On 12 May 1917 the Secretary of State, Cardinal Gasparri and the young Monsignor Pacelli met Nahum Sokolow, president of the World Zionist Organisation and listened to his ideas for a Jewish Homeland in Palestine.  Sokolow recorded the meeting as being positive and friendly.  Things changed less than six months later with the British announcement of the Balfour Declaration of 2 November 1917. Polite and cordial meetings in the Vatican between two sides that had no power to change the political realities of Palestine were one thing, the announcement of the British government to support a Jewish Homeland in Palestine and the political and military power that underpinned the statement, were quite another.  Pope Benedict XV was opposed to the idea of Jewish home for the reasons cited above.  Fear of Jewish domination and, worse, the fear of Jews having political power over Christians, led the pope to declare his, and the Church's official opposition to any attempt to create a Jewish state in Palestine.  The attitude was not change until well after the creation of the State of Israel in 1948.

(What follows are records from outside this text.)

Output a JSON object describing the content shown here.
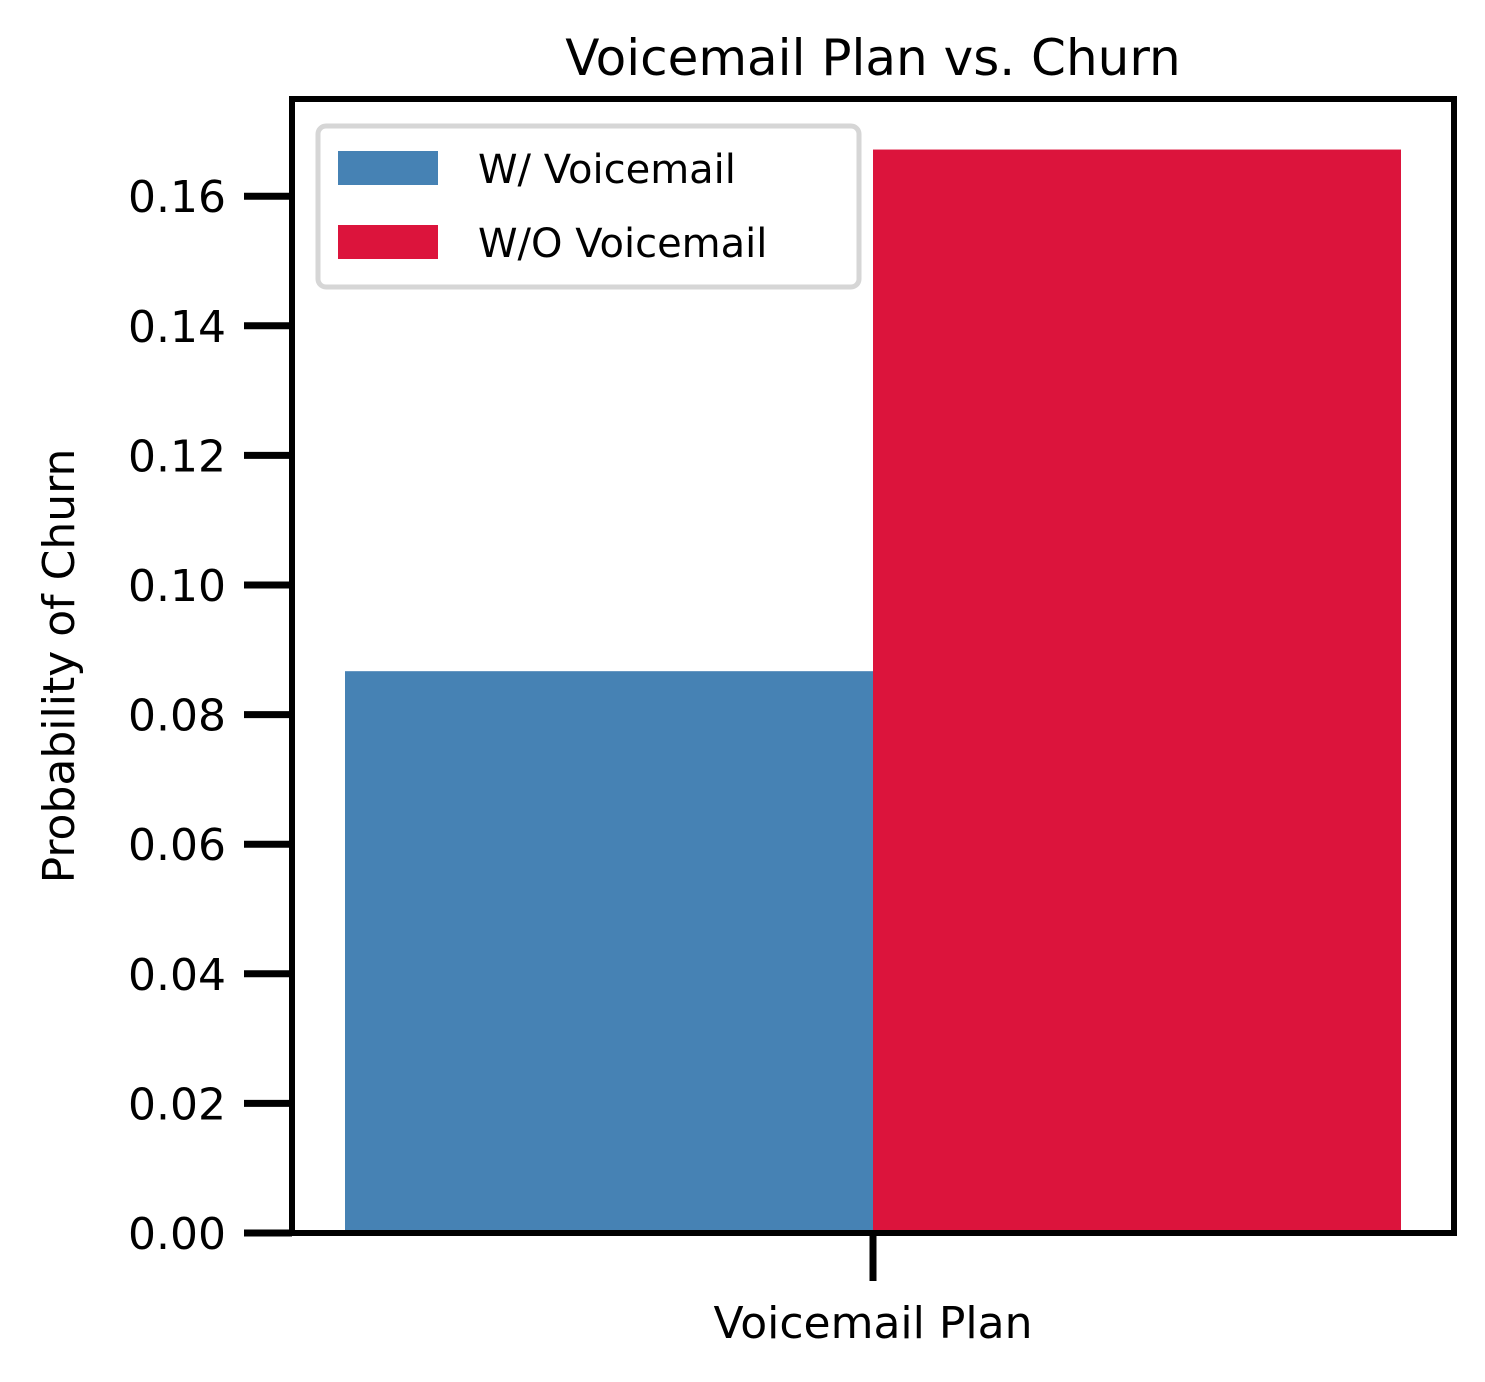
{
  "chart_data": {
    "type": "bar",
    "title": "Voicemail Plan vs. Churn",
    "xlabel": "Voicemail Plan",
    "ylabel": "Probability of Churn",
    "categories": [
      "Voicemail Plan"
    ],
    "series": [
      {
        "name": "W/ Voicemail",
        "values": [
          0.0867
        ],
        "color": "#4682b4"
      },
      {
        "name": "W/O Voicemail",
        "values": [
          0.1672
        ],
        "color": "#dc143c"
      }
    ],
    "ylim": [
      0,
      0.175
    ],
    "yticks": [
      0.0,
      0.02,
      0.04,
      0.06,
      0.08,
      0.1,
      0.12,
      0.14,
      0.16
    ],
    "ytick_labels": [
      "0.00",
      "0.02",
      "0.04",
      "0.06",
      "0.08",
      "0.10",
      "0.12",
      "0.14",
      "0.16"
    ],
    "grid": false,
    "legend": "top-left"
  }
}
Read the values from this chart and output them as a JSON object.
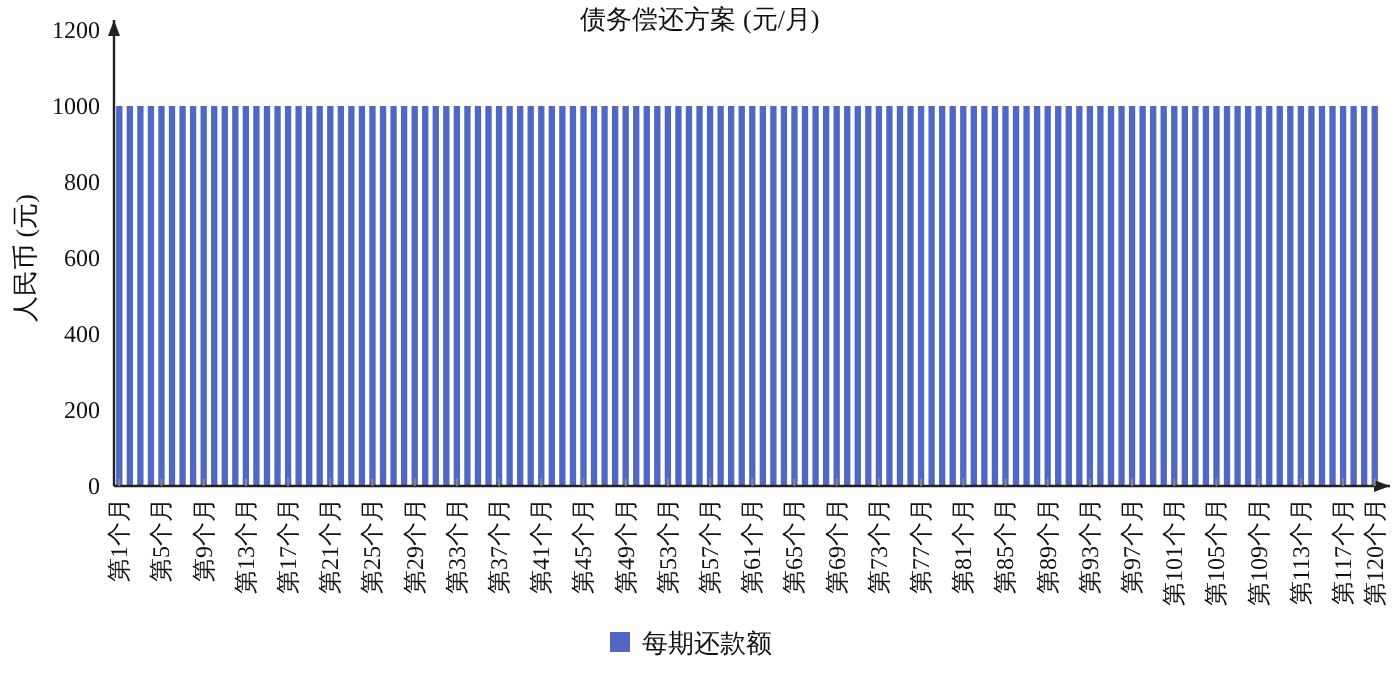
{
  "chart_data": {
    "type": "bar",
    "title": "债务偿还方案 (元/月)",
    "ylabel": "人民币 (元)",
    "categories": [
      "第1个月",
      null,
      null,
      null,
      "第5个月",
      null,
      null,
      null,
      "第9个月",
      null,
      null,
      null,
      "第13个月",
      null,
      null,
      null,
      "第17个月",
      null,
      null,
      null,
      "第21个月",
      null,
      null,
      null,
      "第25个月",
      null,
      null,
      null,
      "第29个月",
      null,
      null,
      null,
      "第33个月",
      null,
      null,
      null,
      "第37个月",
      null,
      null,
      null,
      "第41个月",
      null,
      null,
      null,
      "第45个月",
      null,
      null,
      null,
      "第49个月",
      null,
      null,
      null,
      "第53个月",
      null,
      null,
      null,
      "第57个月",
      null,
      null,
      null,
      "第61个月",
      null,
      null,
      null,
      "第65个月",
      null,
      null,
      null,
      "第69个月",
      null,
      null,
      null,
      "第73个月",
      null,
      null,
      null,
      "第77个月",
      null,
      null,
      null,
      "第81个月",
      null,
      null,
      null,
      "第85个月",
      null,
      null,
      null,
      "第89个月",
      null,
      null,
      null,
      "第93个月",
      null,
      null,
      null,
      "第97个月",
      null,
      null,
      null,
      "第101个月",
      null,
      null,
      null,
      "第105个月",
      null,
      null,
      null,
      "第109个月",
      null,
      null,
      null,
      "第113个月",
      null,
      null,
      null,
      "第117个月",
      null,
      null,
      "第120个月"
    ],
    "series": [
      {
        "name": "每期还款额",
        "color": "#5068c4",
        "values": [
          1000,
          1000,
          1000,
          1000,
          1000,
          1000,
          1000,
          1000,
          1000,
          1000,
          1000,
          1000,
          1000,
          1000,
          1000,
          1000,
          1000,
          1000,
          1000,
          1000,
          1000,
          1000,
          1000,
          1000,
          1000,
          1000,
          1000,
          1000,
          1000,
          1000,
          1000,
          1000,
          1000,
          1000,
          1000,
          1000,
          1000,
          1000,
          1000,
          1000,
          1000,
          1000,
          1000,
          1000,
          1000,
          1000,
          1000,
          1000,
          1000,
          1000,
          1000,
          1000,
          1000,
          1000,
          1000,
          1000,
          1000,
          1000,
          1000,
          1000,
          1000,
          1000,
          1000,
          1000,
          1000,
          1000,
          1000,
          1000,
          1000,
          1000,
          1000,
          1000,
          1000,
          1000,
          1000,
          1000,
          1000,
          1000,
          1000,
          1000,
          1000,
          1000,
          1000,
          1000,
          1000,
          1000,
          1000,
          1000,
          1000,
          1000,
          1000,
          1000,
          1000,
          1000,
          1000,
          1000,
          1000,
          1000,
          1000,
          1000,
          1000,
          1000,
          1000,
          1000,
          1000,
          1000,
          1000,
          1000,
          1000,
          1000,
          1000,
          1000,
          1000,
          1000,
          1000,
          1000,
          1000,
          1000,
          1000,
          1000
        ]
      }
    ],
    "ylim": [
      0,
      1200
    ],
    "yticks": [
      0,
      200,
      400,
      600,
      800,
      1000,
      1200
    ],
    "grid": false,
    "legend": "bottom"
  }
}
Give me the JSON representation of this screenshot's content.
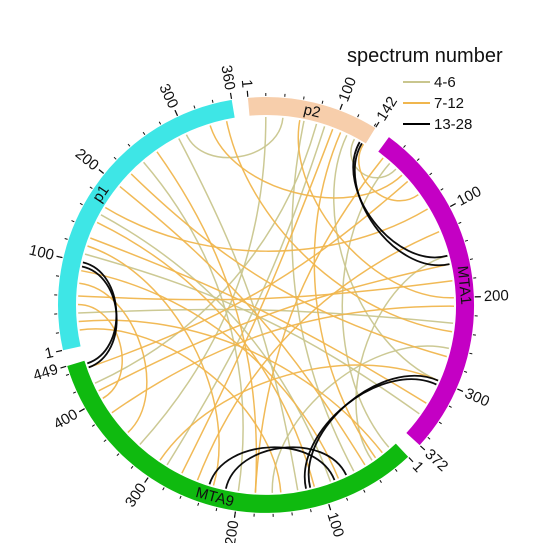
{
  "chart_data": {
    "type": "chord",
    "legend": {
      "title": "spectrum number",
      "placement": "top-right",
      "entries": [
        {
          "label": "4-6",
          "color": "#c9c68e"
        },
        {
          "label": "7-12",
          "color": "#f0b64e"
        },
        {
          "label": "13-28",
          "color": "#000000"
        }
      ]
    },
    "segments": [
      {
        "name": "p2",
        "length": 142,
        "color": "#f7ceab",
        "ticks": [
          1,
          100,
          142
        ]
      },
      {
        "name": "MTA1",
        "length": 372,
        "color": "#c400c4",
        "ticks": [
          100,
          200,
          300,
          372
        ]
      },
      {
        "name": "MTA9",
        "length": 449,
        "color": "#0fba0f",
        "ticks": [
          1,
          100,
          200,
          300,
          400,
          449
        ]
      },
      {
        "name": "p1",
        "length": 360,
        "color": "#3ee6e6",
        "ticks": [
          1,
          100,
          200,
          300,
          360
        ]
      }
    ],
    "links": [
      {
        "source": [
          "p2",
          65
        ],
        "target": [
          "MTA9",
          60
        ],
        "group": "4-6"
      },
      {
        "source": [
          "p2",
          90
        ],
        "target": [
          "MTA9",
          290
        ],
        "group": "4-6"
      },
      {
        "source": [
          "p2",
          118
        ],
        "target": [
          "MTA1",
          300
        ],
        "group": "4-6"
      },
      {
        "source": [
          "p2",
          128
        ],
        "target": [
          "MTA1",
          30
        ],
        "group": "4-6"
      },
      {
        "source": [
          "MTA1",
          150
        ],
        "target": [
          "MTA9",
          35
        ],
        "group": "4-6"
      },
      {
        "source": [
          "MTA1",
          230
        ],
        "target": [
          "p1",
          40
        ],
        "group": "4-6"
      },
      {
        "source": [
          "MTA1",
          345
        ],
        "target": [
          "p1",
          110
        ],
        "group": "4-6"
      },
      {
        "source": [
          "MTA9",
          200
        ],
        "target": [
          "p1",
          240
        ],
        "group": "4-6"
      },
      {
        "source": [
          "MTA9",
          330
        ],
        "target": [
          "p2",
          20
        ],
        "group": "4-6"
      },
      {
        "source": [
          "p1",
          290
        ],
        "target": [
          "MTA9",
          130
        ],
        "group": "4-6"
      },
      {
        "source": [
          "p1",
          160
        ],
        "target": [
          "MTA9",
          90
        ],
        "group": "4-6"
      },
      {
        "source": [
          "MTA1",
          20
        ],
        "target": [
          "MTA9",
          10
        ],
        "group": "4-6"
      },
      {
        "source": [
          "p2",
          40
        ],
        "target": [
          "p1",
          300
        ],
        "group": "4-6"
      },
      {
        "source": [
          "p2",
          80
        ],
        "target": [
          "MTA9",
          420
        ],
        "group": "4-6"
      },
      {
        "source": [
          "MTA1",
          260
        ],
        "target": [
          "MTA9",
          160
        ],
        "group": "4-6"
      },
      {
        "source": [
          "p2",
          140
        ],
        "target": [
          "MTA1",
          70
        ],
        "group": "7-12"
      },
      {
        "source": [
          "MTA1",
          90
        ],
        "target": [
          "p1",
          170
        ],
        "group": "7-12"
      },
      {
        "source": [
          "MTA1",
          120
        ],
        "target": [
          "MTA9",
          250
        ],
        "group": "7-12"
      },
      {
        "source": [
          "MTA1",
          180
        ],
        "target": [
          "p1",
          60
        ],
        "group": "7-12"
      },
      {
        "source": [
          "MTA1",
          210
        ],
        "target": [
          "MTA9",
          380
        ],
        "group": "7-12"
      },
      {
        "source": [
          "MTA1",
          270
        ],
        "target": [
          "p1",
          220
        ],
        "group": "7-12"
      },
      {
        "source": [
          "MTA1",
          300
        ],
        "target": [
          "MTA9",
          300
        ],
        "group": "7-12"
      },
      {
        "source": [
          "MTA1",
          330
        ],
        "target": [
          "p1",
          130
        ],
        "group": "7-12"
      },
      {
        "source": [
          "MTA1",
          50
        ],
        "target": [
          "MTA9",
          440
        ],
        "group": "7-12"
      },
      {
        "source": [
          "MTA1",
          40
        ],
        "target": [
          "p1",
          330
        ],
        "group": "7-12"
      },
      {
        "source": [
          "MTA9",
          20
        ],
        "target": [
          "p1",
          30
        ],
        "group": "7-12"
      },
      {
        "source": [
          "MTA9",
          45
        ],
        "target": [
          "p1",
          200
        ],
        "group": "7-12"
      },
      {
        "source": [
          "MTA9",
          80
        ],
        "target": [
          "p1",
          90
        ],
        "group": "7-12"
      },
      {
        "source": [
          "MTA9",
          110
        ],
        "target": [
          "p1",
          150
        ],
        "group": "7-12"
      },
      {
        "source": [
          "MTA9",
          150
        ],
        "target": [
          "p1",
          20
        ],
        "group": "7-12"
      },
      {
        "source": [
          "MTA9",
          180
        ],
        "target": [
          "p1",
          260
        ],
        "group": "7-12"
      },
      {
        "source": [
          "MTA9",
          230
        ],
        "target": [
          "p1",
          120
        ],
        "group": "7-12"
      },
      {
        "source": [
          "MTA9",
          350
        ],
        "target": [
          "p1",
          75
        ],
        "group": "7-12"
      },
      {
        "source": [
          "MTA9",
          400
        ],
        "target": [
          "p1",
          50
        ],
        "group": "7-12"
      },
      {
        "source": [
          "p2",
          100
        ],
        "target": [
          "MTA9",
          270
        ],
        "group": "7-12"
      },
      {
        "source": [
          "p2",
          110
        ],
        "target": [
          "MTA9",
          30
        ],
        "group": "7-12"
      },
      {
        "source": [
          "p2",
          60
        ],
        "target": [
          "MTA1",
          200
        ],
        "group": "7-12"
      },
      {
        "source": [
          "MTA1",
          10
        ],
        "target": [
          "MTA9",
          180
        ],
        "group": "7-12"
      },
      {
        "source": [
          "MTA1",
          160
        ],
        "target": [
          "MTA9",
          410
        ],
        "group": "7-12"
      },
      {
        "source": [
          "p1",
          350
        ],
        "target": [
          "MTA1",
          240
        ],
        "group": "7-12"
      },
      {
        "source": [
          "p2",
          135
        ],
        "target": [
          "MTA1",
          150
        ],
        "group": "13-28"
      },
      {
        "source": [
          "p2",
          138
        ],
        "target": [
          "MTA1",
          160
        ],
        "group": "13-28"
      },
      {
        "source": [
          "MTA1",
          300
        ],
        "target": [
          "MTA9",
          115
        ],
        "group": "13-28"
      },
      {
        "source": [
          "MTA1",
          305
        ],
        "target": [
          "MTA9",
          120
        ],
        "group": "13-28"
      },
      {
        "source": [
          "p1",
          95
        ],
        "target": [
          "MTA9",
          440
        ],
        "group": "13-28"
      },
      {
        "source": [
          "p1",
          100
        ],
        "target": [
          "MTA9",
          445
        ],
        "group": "13-28"
      },
      {
        "source": [
          "MTA9",
          85
        ],
        "target": [
          "MTA9",
          235
        ],
        "group": "13-28"
      },
      {
        "source": [
          "MTA9",
          70
        ],
        "target": [
          "MTA9",
          215
        ],
        "group": "13-28"
      }
    ]
  }
}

Let us look at the documents in ADSS 9.

ADSS 9.94:  13.03.1943 The Apostolic Delegate in London, William Godfrey, sent news to Rome that the British government was willing to permit Jewish children passage to Palestine.  Notes made by Domenico Tardini included references to the Holy See's long known opposition to the creation of Jewish home and the bald statement that the Holy Land was more holy to Catholics than Jews!

ADSS 9.171  04.05.1943 Cardinal Maglione wrote to Godfrey to say that the Holy See has done and is doing everything to help the Jews.  However, as the Apostolic Delegate would well remember, the British government's pledge in the Balfour Declaration was not in the interest of Catholics who would be offended if Palestine was to be exclusively Jewish.

ADSS 9.191  18.05.1943 Maglione wrote to Amleto Cicognani, Apostolic Delegate in Washington with instructions to protest any and all attempts to create a Jewish homeland in Palestine.  The forceful language borders on the undiplomatic.  The idea of bringing a people back to a land after nineteen centuries makes no sense.  Catholics will be outraged.  The Holy See is doing everything it can to help the Jews. 

ADSS 9.324  04.09.1943 Angelo Roncalli, Apostolic Delegate in Turkey to Cardinal Maglione expressed his reservations over Jewish migration to Palestine as if they were going to reconstruct a biblical-like kingdom.  These were dreams and not realities.  Roncalli did confess that perhaps his reservations were personal scruples that he had not been able to disperse. 

There is an awful inference in these documents.  The Holy See was doing everything it could to help and rescue the Jews of Europe so the Jews should not seek to emigrate to Palestine and upset Catholic sensibilities.  And it was the pope who maintained the official stance opposing Jewish migration that had been adopted by his predecessor Benedict XV in late 1917.

Between January and March 1943 approximately 105,000 Jews were murdered at Auschwitz-Birkenau.  Between 1939 and 1945  73,764 Jews managed to reach Palestine.  The Vatican's fears of Jewish domination in the Mandate were at best nonsensical and at worst a manifestation of old fashioned supercessionism and Judeophobia.